Youth civic engagement urged as Jamaica faces accountability tests in parliament
Political participation in Jamaica shapes everyday life—from roads and schools to healthcare, housing, crime, taxes, jobs, and utilities—and citizens who withdraw from public affairs leave decisions to others, a recent commentary has argued.
The message, directed especially at young Jamaicans frustrated by repeated political promises, held that apathy carries its own cost. When voters disengage, leaders face less pressure, and governance continues to affect daily conditions whether or not people take part.
The commentary traced a tradition of collective action on the island. In 1968, UWI Mona students and lecturers protested after historian Walter Rodney was declared persona non grata. Guild President Davian Crawford led a 2004 campus demonstration against unfair student policies, and Crystal Tomlinson took similar action in 2012. Wider community mobilisation was recalled during the 1999 gas riots, while the 1938 labour rebellion that began at the Frome sugar factory in Westmoreland helped spur the formation of major trade unions, including the National Workers Union and the Bustamante Industrial Trade Union, and contributed to full adult suffrage in 1944.
Student-led accountability movements in Bangladesh, Kenya, Peru, the Philippines, and Nepal were held up as contemporary examples. The speaker argued that cynicism, anger, and complaint alone do not produce change; organised, informed, and sustained engagement does.

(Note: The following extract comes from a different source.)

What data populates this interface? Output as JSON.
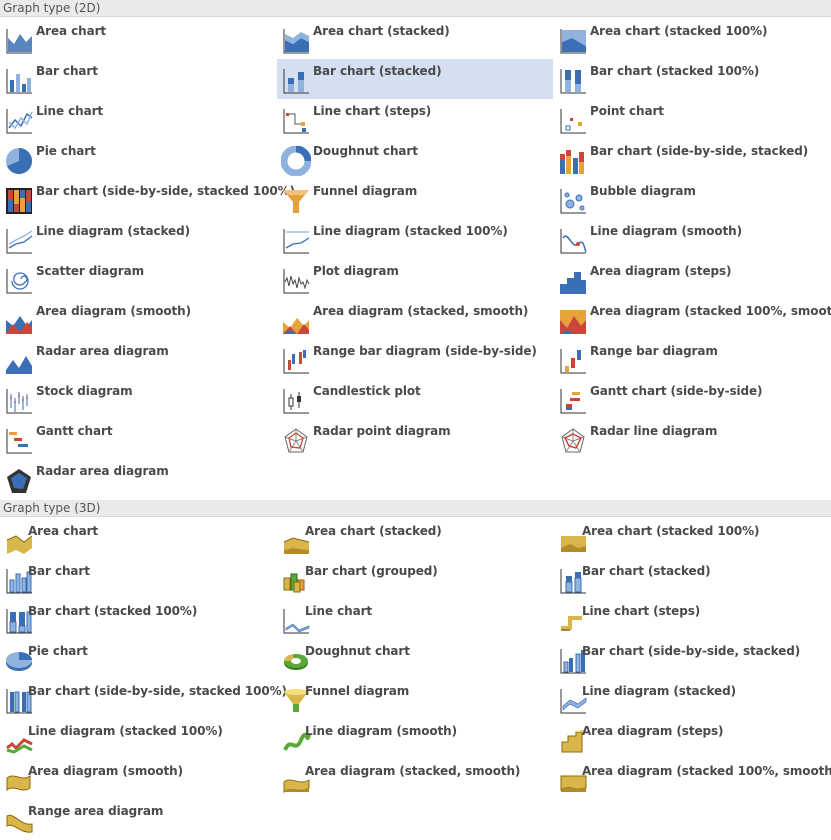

Several live policy issues were highlighted. Attention was drawn to a minister charged with illicit enrichment who, according to the commentary, could not legitimately explain his wealth and sought to suggest Integrity Commission scrutiny was unfair, saying, "Oh, it is because he's from humble beginnings and beat the odds to becoming a very wealthy politician why he's being targeted by the Integrity Commission." Beach-access advocacy by the Jabem Group was cited as an example of citizens defending public rights. Questions were also raised about Jamaica's involvement in a Tishan agreement with the United States government to host parties the US has rejected, without clear public explanation of their backgrounds or how they would be treated on Jamaican soil.
The commentary concluded that elected officials work for the people, that injustice deserves opposition even when it does not touch one's own household immediately, and that democracy functions best when citizens remain engaged every day—not only at the polls.